La Grande ice cream shop goes up for sale in spring of 2025
Published 6:00 am Sunday, January 12, 2025
- Carla Sorweide, owner of Hought’s 24 Flavors, serves burgers to a couple on July 1, 2021, in La Grande. Sorweide closed Hought’s on Sept. 15, 2024, and said she is selling her business in the spring.
LA GRANDE — One of La Grande’s historic family-owned ice cream parlors, Hought’s 24 Flavors, closed Sept. 15, 2024, after serving local patrons and tourists since 1951.
Owner Carla Sorweide will be retiring to Truth or Consequences, New Mexico, to live near family, but she will sell her business in the spring and assist the new owners in reopening the eatery and ice cream parlor at that time.
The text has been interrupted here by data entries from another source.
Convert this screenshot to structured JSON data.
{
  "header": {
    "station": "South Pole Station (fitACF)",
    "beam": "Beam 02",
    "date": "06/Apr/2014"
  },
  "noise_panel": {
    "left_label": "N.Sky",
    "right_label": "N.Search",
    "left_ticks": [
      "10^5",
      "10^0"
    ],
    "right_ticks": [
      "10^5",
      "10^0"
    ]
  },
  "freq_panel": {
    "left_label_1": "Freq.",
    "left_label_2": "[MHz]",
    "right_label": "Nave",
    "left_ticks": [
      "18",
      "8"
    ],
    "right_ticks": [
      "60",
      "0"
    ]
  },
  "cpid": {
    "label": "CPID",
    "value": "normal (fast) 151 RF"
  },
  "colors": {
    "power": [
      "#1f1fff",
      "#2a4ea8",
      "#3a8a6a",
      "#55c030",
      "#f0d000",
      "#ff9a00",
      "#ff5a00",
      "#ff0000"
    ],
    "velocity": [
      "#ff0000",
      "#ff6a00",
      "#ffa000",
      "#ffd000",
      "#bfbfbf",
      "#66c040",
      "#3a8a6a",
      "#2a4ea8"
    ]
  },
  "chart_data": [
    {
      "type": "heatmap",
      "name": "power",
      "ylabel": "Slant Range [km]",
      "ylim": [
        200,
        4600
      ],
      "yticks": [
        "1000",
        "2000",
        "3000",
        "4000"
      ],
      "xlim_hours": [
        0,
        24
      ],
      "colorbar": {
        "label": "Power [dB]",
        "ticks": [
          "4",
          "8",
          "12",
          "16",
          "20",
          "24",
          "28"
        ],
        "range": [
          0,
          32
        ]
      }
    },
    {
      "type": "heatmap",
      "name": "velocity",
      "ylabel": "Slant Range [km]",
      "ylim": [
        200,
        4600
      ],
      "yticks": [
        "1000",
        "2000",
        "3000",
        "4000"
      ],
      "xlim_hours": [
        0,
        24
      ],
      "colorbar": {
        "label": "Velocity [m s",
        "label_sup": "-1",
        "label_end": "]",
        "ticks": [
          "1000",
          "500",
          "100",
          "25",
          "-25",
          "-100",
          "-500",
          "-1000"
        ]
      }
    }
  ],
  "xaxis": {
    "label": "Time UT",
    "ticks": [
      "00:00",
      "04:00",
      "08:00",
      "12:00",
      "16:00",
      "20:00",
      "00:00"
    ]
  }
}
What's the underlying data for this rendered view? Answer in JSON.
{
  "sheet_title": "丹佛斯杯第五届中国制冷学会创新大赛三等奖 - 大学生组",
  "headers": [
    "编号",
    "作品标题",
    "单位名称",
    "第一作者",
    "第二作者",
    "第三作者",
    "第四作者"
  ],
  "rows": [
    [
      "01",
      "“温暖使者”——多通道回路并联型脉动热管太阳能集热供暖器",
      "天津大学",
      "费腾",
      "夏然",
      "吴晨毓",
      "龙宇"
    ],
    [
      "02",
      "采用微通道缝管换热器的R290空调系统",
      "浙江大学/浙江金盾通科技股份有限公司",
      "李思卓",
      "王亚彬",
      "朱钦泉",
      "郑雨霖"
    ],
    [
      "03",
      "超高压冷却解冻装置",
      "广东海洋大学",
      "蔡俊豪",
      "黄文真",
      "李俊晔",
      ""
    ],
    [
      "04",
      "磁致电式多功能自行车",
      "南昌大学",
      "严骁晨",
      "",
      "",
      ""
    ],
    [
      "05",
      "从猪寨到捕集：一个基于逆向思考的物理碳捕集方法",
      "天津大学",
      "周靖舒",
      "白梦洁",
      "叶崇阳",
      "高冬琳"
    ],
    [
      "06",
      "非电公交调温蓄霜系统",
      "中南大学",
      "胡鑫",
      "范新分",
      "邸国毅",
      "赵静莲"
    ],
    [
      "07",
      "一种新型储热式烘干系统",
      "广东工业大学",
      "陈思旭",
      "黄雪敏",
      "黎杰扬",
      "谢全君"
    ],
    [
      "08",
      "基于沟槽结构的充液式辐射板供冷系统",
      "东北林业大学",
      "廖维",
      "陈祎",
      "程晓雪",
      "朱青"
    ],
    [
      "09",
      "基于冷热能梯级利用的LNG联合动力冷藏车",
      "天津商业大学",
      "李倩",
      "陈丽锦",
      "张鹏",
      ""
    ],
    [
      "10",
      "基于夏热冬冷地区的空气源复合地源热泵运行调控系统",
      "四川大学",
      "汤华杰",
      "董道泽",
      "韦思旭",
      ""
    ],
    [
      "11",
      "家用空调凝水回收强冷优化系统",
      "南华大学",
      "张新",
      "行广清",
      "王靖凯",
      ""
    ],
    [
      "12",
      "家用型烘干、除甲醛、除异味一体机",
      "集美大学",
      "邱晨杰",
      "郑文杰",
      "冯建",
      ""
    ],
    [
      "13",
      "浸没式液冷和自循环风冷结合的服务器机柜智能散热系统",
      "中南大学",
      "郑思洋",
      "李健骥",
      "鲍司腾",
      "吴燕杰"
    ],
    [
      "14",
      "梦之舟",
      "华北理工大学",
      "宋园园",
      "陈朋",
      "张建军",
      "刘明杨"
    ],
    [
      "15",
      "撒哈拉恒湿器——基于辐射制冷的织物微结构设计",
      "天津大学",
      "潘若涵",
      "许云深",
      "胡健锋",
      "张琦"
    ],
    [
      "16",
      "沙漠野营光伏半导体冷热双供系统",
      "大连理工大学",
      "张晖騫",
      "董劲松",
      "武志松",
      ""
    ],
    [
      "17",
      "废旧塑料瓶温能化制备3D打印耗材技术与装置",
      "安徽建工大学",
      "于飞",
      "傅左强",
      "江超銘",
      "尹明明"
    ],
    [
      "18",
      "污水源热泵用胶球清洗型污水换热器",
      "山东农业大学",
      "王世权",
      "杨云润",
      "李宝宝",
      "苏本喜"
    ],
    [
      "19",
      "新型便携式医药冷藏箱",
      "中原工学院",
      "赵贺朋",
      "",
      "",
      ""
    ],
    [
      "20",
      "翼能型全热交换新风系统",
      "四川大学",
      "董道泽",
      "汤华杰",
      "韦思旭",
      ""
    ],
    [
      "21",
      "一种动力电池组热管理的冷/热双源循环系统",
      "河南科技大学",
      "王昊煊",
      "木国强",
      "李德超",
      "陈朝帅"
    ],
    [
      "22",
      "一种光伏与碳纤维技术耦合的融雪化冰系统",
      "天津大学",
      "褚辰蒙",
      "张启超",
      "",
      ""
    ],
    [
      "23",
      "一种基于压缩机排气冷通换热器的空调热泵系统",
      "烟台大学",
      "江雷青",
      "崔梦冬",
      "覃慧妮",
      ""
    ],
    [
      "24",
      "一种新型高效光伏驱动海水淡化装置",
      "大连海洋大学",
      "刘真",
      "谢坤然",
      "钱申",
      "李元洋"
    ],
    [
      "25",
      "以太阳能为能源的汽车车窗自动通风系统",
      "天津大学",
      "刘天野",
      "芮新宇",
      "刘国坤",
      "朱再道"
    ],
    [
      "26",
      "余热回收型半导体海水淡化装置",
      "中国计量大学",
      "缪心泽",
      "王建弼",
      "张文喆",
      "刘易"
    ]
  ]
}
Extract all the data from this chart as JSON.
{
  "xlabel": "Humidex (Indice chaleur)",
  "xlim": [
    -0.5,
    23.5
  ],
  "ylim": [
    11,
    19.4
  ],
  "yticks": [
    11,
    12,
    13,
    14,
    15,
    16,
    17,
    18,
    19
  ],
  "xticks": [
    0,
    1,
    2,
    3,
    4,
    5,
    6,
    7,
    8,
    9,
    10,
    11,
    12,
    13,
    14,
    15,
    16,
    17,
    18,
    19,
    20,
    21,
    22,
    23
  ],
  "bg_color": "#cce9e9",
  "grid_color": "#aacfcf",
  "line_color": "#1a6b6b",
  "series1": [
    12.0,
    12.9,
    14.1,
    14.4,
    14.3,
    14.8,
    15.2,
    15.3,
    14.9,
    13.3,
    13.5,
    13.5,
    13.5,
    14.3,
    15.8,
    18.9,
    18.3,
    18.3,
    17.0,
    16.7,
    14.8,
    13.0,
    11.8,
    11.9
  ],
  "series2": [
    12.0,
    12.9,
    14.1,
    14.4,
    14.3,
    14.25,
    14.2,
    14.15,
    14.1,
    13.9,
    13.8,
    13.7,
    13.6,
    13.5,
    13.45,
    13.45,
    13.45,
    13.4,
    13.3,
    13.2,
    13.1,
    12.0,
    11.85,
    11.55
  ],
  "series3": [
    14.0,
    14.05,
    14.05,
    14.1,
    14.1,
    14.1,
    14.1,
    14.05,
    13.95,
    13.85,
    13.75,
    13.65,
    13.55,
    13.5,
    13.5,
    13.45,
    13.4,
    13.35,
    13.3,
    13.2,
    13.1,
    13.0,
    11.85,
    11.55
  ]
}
“I bought the business in September of 2004 and reopened it on Feb. 14, 2005,” Sorweide said. “Mr. Clair Hought had it from 1951 to 1985, so it sat closed for 20 years before I bought it, and then I had it for 20 years myself.”
When she bought the business, Sorweide said she retained the well-known Hought name because it has a legacy, “and I wanted to keep that going for him,” she said.
A month after Sorweide purchased Hought’s 24 Flavors, Helen Hought died, but Clair Hought lived long enough to be present at Sorweide’s first year anniversary special in February 2006.
“I went to get him and brought him to the store that day so that everyone could meet him,” she said. “A few months later, in June 2006, he died.”
What lies ahead
Since Sept. 15, when Sorweide served her last customer, it’s been hard for her to believe she doesn’t have to open the store and wait on anyone anymore. Instead, she’s been contemplating her future pursuits and reflecting on where her journey has taken her and what she will miss the most when she leaves La Grande.
“I’m really going to miss the customers I made here,” she said.
Sorweide said there has been a lot of interest expressed from potential buyers for Hought’s 24 Flavors and the residence. She will handle all that interest next spring when she returns from wintering in New Mexico. She will also help the new owners reopen the doors next spring.
“The new owners will have to keep the business name, or they won’t be successful,” she said. “I’ll also show them how to save money operating it.”
She feels it’s her solemn duty and privilege to pass along the Hought’s traditions and secret recipes that will take the 74-year-old menu and iconic business into 2025 and beyond.